Spezielle Interessen machen den Umgang mit Gleichaltrigen schwierig
Laut Helga Thieroff unterscheiden sich Hochbegabte oft von Gleichaltrigen, was ihre Interessen betrifft: "Sie kümmern sich früh um Erwachsenen-Themen und haben auch andere Vorstellungen von Freundschaften und sozialen Beziehungen." Solche Kinder müssten sich in der Schule oft verstellen. Das beschreibt auch der 15-jährige Finn: "Manchmal stelle ich mich auch ein bisschen doof. Weil es ist natürlich schon komisch, wenn da einer sitzt, der immer alles besser weiß." Er möchte in seiner Klasse nicht als Streber gelten.
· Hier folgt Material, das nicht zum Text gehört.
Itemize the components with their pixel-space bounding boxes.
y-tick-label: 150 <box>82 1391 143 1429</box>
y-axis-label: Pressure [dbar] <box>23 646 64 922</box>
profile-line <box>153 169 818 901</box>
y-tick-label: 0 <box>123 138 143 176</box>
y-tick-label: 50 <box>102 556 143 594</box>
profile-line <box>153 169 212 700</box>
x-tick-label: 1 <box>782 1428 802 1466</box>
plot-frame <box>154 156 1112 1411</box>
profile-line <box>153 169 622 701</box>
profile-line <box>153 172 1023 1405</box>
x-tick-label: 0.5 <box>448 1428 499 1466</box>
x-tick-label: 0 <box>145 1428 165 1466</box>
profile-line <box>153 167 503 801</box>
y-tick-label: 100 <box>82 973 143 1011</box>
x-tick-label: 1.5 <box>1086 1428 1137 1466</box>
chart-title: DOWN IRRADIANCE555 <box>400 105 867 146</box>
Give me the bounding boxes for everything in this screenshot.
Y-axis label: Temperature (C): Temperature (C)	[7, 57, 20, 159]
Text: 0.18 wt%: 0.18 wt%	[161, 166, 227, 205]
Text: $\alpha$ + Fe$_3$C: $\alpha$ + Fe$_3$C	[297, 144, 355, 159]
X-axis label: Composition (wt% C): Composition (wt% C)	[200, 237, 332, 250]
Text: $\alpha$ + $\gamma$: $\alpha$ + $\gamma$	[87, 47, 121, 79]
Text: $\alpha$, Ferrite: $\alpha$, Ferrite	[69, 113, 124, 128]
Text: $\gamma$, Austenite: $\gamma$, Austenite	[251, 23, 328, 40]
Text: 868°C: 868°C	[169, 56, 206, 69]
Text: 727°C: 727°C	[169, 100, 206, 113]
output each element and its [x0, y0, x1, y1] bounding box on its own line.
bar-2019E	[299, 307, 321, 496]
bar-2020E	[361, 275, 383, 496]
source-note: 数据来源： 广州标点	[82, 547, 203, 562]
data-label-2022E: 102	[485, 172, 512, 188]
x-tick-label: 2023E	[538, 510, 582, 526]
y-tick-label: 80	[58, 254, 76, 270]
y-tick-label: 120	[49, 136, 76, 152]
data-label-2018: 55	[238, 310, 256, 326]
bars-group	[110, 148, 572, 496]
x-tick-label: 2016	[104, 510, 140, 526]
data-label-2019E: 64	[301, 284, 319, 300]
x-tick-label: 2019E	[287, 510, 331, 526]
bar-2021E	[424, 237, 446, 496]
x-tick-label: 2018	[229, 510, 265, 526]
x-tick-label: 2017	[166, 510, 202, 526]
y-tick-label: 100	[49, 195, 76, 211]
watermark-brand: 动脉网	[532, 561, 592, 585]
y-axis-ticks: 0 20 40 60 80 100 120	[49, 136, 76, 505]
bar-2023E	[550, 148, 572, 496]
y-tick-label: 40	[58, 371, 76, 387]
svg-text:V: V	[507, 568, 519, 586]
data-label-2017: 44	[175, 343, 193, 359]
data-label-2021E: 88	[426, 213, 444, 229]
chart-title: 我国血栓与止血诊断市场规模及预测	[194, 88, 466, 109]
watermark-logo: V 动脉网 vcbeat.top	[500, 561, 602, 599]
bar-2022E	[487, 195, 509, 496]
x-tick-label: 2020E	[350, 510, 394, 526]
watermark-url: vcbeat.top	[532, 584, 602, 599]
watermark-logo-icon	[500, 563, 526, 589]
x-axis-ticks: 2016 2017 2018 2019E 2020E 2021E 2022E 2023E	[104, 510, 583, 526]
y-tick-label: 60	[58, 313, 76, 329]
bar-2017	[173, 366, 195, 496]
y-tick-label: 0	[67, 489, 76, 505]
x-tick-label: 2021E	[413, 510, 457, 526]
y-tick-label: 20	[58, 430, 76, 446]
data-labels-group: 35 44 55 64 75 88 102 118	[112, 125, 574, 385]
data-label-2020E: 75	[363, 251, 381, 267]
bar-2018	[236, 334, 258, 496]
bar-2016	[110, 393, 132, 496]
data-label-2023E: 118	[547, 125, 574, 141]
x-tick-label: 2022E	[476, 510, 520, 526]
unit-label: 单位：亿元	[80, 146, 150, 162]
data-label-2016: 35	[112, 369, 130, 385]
Er habe zwar viele Freunde und sei gerne mit anderen in Kontakt, aber danach brauche er manchmal auch einen Tag Ruhe. Wenn Finn erwachsen ist, möchte er Politiker werden. Woher er seine Begeisterung für Politik hat? Seine Eltern zucken mit den Achseln. Sie selbst seien keine Politik-Nerds. Daher sei es schön, dass Finn im Kinder-College Gleichgesinnte gefunden und mit ihnen den Debattierclub gegründet habe. "Hier kann er halt einfach so sein, wie er ist", sagt Mutter Angelique Brengmann.